Voice. Its dwells quietly in us and plays joyfully from our lips. Voice’s significance is echoed in Porter’s “Essay on the Radio Essay” where its power is illustrated in the human voice (Porter 186). The essayist and the voice work in close quarters to bring together the body of the essay: the objective, the universal, and the personal. As Porter puts it, the voice of the narrator shares the personal with a “close up intimacy” (Porter 188). The universal is brought to life from Philip Roth’s characterization of the narrator as the “image of the national character inscribed in sound” (Porter 188). Objectivity is read as the radio voice of the late 1930’s with its “promise of authenticity” (Porter 188).
With the art that came from audio essays, it is to no surprise that voice is not simply just the act of pronouncing words. It is the collection of what Porter deems “words, sound, voice, aurality” (Porter 191). The voice is the medium for thought‘s attempt at communication. There is a technique to audio, there is a drive to lead words with conviction and a drive to leave the imagination to wonder when the voice goes silent.

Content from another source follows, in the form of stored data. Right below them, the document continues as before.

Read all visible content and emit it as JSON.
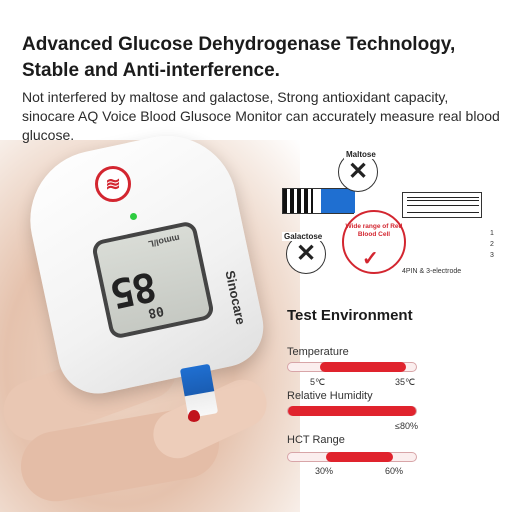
{
  "headline": {
    "line1": "Advanced Glucose Dehydrogenase Technology,",
    "line2": "Stable and Anti-interference."
  },
  "description": "Not interfered by maltose and galactose, Strong antioxidant capacity, sinocare AQ Voice Blood Glusoce Monitor can accurately measure real blood glucose.",
  "meter": {
    "reading": "85",
    "reading_small": "08",
    "unit": "mmol/L",
    "brand": "Sinocare"
  },
  "diagram": {
    "maltose_label": "Maltose",
    "galactose_label": "Galactose",
    "red_cell_text": "Wide range of Red Blood Cell",
    "pins": [
      "1",
      "2",
      "3"
    ],
    "electrode_caption": "4PIN & 3-electrode"
  },
  "environment": {
    "title": "Test Environment",
    "rows": [
      {
        "label": "Temperature",
        "low": "5℃",
        "high": "35℃",
        "from": 0.25,
        "to": 0.92
      },
      {
        "label": "Relative Humidity",
        "high": "≤80%",
        "from": 0.0,
        "to": 1.0
      },
      {
        "label": "HCT Range",
        "low": "30%",
        "high": "60%",
        "from": 0.3,
        "to": 0.82
      }
    ]
  },
  "colors": {
    "accent": "#e0232d",
    "strip_blue": "#1f6fd1"
  }
}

In Sarah Vowell’s “NRA vs. NEA”, she uses her quirky voice layered with old Western music to draw up the image of her gun loving dad, Mr. Second Amendment-NRA. She has an awkward voice, a high pitch tone combined with a nervousness of a kid with braces and a pimple on picture day. If there were a dual in congress televised on C-span set to John Wayne music, it would be a backdrop to her childhood. She leads the charge with the “house divided;” her vs. her dad vs. the gun (Vowell, 1997, 4:40). The dual Western music comes into play a few minutes in, and she intertwines it with her first time holding a gun. The gun is personified then demonized as she references its “evil presence” and the dark music hovers over her words (7:34). The music then gets lighter and the Western adventure music fills the airwaves as she discusses her adult years and her trip to go see her father shoot off his cannon.
This could easily be a silly childhood anecdote but it conjures up much more with the commitment that “words, sound, voice, aurality” make. The universal, the objective, and the personal are embodied in her voice. Most children have had that moment where they’ve succumb to fascination with their parents’ fascinations. We try to rational our parent’s convictions, though they seem illogical and benevolent. What she touches us is that differences lead to intrigue, and intrigue brings about that “shared close intimacy” similar in fashion to the audio essay. Though the drawbacks of audio can be seen in how the voice is the higher power that projects itself onto the listener, leaving little room for different interpretations, that power is used to mirror the significance of words and language, its screams, its whispers.